What do conditions/logical expressions look like in Bash? Let's look at examples by modifying our program.
$ cp 3.sh 4.sh
$ nano 4.sh
#!/bin/sh
# 1. count the number of sequences in a fasta file
# 2. Add a variable
# 3. Add argument for file name
# 4. Add sanity checks
if [ -z ${1} ]; then
echo "ERROR: Give the file name as an argument"
exit 1
fi
FILE=${1}
if [ ! -f ${FILE} ]; then
echo "ERROR: The file you entered was not found: ${FILE}"
exit 1
fi
echo "The number of sequences in ${FILE}"
grep -c ">" ${FILE}
$ ./4.sh fastas/atpA_all.fasta
The number of sequences in fastas/atpA_all.fasta
155
conditionals | meaning | example |
---|---|---|
-z |
Text string is zero length | if [ -z ${1} ]; then … |
-n |
Test string is non-zero length | if [ -n ${1}]; then … |
-d |
The directory given exists | if [ -d /fastas ]; then … |
-f |
The file exists | if [ -f /fastas/rplB_all.fasta ]; then … |
! |
negates the condition | if [ ! -f /fasta/rplB_all.fasta ]; then … |
-eq -ne -lt -le -gt -ge |
=, ≠, <, ≤, >, ≥ | if [ ${COUNT} -gt 0 ]; then … |
https://www.gnu.org/software/bash/manual/html_node/Bash-Conditional-Expressions.html
For loop format:
for VAR in string1 string2; do
command
done
$ cp 4.sh 5.sh
$ nano 5.sh
#!/bin/sh
# 1. count the number of sequences in a fasta file
# 2. Add a variable
# 3. Add argument for file name
# 4. Add sanity checks
# 5. Change to calculating number of sequences for every file in a directory
# The directory to examine is given as an argument
if [ -z ${1} ]; then
echo "ERROR: Give the directory name as an argument"
exit 1
fi
DIR=${1}
if [ ! -d ${DIR} ]; then
echo "ERROR: The directory you entered was not found: ${DIR}"
exit 1
fi
echo "The number of sequences in each file in ${DIR}"
for FILE in ${DIR}/*.fasta; do
echo ${FILE}
grep -c ">" ${FILE}
done
$ ./5.sh fastas
The number of sequences in each file in fastas
fastas/atpA_all.fasta
155
fastas/dapD_all.fasta
154
fastas/rplB_all.fasta
156
(If you want to include multiple extensions use more advanced Bash globbing e.g. *.{fasta,fa}
for files that end in .fasta or .fa)
Notice how the file name is actually the directory and filename above?

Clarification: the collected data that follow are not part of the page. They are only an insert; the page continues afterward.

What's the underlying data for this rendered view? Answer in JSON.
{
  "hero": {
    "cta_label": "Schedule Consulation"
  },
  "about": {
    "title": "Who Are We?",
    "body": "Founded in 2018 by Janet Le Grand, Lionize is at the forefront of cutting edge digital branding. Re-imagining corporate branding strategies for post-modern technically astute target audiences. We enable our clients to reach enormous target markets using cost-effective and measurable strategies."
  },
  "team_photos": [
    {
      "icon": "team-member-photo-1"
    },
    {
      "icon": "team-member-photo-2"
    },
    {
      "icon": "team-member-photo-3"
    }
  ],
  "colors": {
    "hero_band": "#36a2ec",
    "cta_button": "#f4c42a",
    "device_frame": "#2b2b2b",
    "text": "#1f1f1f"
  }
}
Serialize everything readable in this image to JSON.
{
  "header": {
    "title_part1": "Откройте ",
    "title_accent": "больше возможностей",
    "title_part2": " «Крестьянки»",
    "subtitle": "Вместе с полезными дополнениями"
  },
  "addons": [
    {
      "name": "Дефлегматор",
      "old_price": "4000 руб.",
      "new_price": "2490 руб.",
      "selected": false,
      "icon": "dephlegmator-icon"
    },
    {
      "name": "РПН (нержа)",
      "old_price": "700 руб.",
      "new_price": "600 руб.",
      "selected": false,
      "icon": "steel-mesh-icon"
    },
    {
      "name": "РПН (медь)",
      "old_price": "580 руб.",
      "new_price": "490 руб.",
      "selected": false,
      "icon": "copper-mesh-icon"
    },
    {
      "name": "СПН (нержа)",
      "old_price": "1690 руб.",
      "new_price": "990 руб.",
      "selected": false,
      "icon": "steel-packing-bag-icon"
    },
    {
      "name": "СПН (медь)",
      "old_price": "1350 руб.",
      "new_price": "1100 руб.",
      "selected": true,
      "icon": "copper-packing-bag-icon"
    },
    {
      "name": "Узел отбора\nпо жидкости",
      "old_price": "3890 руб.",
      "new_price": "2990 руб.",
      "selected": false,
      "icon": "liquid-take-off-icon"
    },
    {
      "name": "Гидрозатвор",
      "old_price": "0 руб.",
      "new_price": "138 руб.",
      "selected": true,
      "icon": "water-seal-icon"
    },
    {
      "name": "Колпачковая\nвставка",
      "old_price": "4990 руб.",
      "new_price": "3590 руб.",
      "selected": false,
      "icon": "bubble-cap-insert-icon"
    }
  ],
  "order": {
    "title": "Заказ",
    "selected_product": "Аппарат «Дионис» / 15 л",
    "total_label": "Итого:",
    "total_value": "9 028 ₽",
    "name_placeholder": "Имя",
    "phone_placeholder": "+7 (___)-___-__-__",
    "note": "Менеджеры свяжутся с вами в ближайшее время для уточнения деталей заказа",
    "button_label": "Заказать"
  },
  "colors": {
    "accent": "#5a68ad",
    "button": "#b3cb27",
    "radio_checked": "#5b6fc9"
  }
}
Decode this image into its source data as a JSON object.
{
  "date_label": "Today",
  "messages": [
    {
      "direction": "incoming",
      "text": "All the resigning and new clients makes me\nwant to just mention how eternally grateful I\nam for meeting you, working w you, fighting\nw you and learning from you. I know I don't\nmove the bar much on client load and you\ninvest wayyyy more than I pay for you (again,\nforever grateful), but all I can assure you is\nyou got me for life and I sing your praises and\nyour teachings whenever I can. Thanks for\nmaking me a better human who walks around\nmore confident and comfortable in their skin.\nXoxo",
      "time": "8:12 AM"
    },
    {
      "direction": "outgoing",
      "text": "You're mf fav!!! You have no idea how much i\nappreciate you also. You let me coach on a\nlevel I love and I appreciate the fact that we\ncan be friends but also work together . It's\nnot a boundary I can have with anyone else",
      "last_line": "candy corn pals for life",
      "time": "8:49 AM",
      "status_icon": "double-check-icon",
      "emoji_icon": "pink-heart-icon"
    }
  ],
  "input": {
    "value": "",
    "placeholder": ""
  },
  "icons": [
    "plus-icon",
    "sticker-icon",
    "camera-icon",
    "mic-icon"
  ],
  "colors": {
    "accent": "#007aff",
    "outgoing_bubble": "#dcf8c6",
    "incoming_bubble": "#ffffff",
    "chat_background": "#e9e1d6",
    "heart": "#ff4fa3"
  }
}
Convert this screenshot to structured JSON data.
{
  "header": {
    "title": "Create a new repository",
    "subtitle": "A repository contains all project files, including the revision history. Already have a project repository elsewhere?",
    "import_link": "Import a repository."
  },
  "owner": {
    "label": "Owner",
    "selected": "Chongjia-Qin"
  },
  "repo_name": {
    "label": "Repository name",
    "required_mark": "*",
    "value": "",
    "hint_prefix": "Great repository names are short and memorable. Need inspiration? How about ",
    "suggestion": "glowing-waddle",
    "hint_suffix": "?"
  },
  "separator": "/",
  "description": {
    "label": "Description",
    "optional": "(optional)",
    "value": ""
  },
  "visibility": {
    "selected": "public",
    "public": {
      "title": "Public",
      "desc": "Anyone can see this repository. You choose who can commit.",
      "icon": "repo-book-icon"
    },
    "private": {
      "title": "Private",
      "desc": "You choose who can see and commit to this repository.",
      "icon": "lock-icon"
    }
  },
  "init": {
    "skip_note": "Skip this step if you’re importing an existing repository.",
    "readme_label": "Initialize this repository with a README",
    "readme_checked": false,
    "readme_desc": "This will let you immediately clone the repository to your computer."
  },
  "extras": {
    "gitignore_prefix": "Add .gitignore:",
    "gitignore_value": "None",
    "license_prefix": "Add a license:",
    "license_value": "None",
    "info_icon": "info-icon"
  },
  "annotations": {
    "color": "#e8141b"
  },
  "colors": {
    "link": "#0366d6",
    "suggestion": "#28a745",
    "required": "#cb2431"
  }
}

We can get the filename portion of a path and remove extensions.
$ cp 5.sh 6.sh
$ nano 6.sh
#!/bin/sh
# 1. count the number of sequences in a fasta file
# 2. Add a variable
# 3. Add argument for file name
# 4. Add sanity checks
# 5. Change to calculating number of sequences for every file in a directory
# 6. Get portions of the filename to improve output
# The directory to examine is given as an argument
if [ -z ${1} ]; then
echo "ERROR: Give the directory name as an argument"
exit 1
fi
DIR=${1}
if [ ! -d ${DIR} ]; then
echo "ERROR: The directory you entered was not found: ${DIR}"
exit 1
fi
echo "The number of sequences in each file in ${DIR}"
for FILE in ${DIR}/*.fasta; do
FILENAME=$(basename ${FILE})
GENENAME=$(echo ${FILENAME} | sed 's/.fasta//')
echo "${FILENAME} (gene: ${GENENAME}):"
grep -c ">" ${FILE}
done
Why $(basename ${FILE})
? The $()
executes the command and then returns the text output from that command. We use this to assign the variable FILENAME
to what basename ${FILE} outputs.
$ ./6.sh fastas
The number of sequences in each file in fastas
atpA_all.fasta (gene: atpA_all):
155
dapD_all.fasta (gene: dapD_all):
154
rplB_all.fasta (gene: rplB_all):
156
Let's do a blastn search of these genes to a custom database…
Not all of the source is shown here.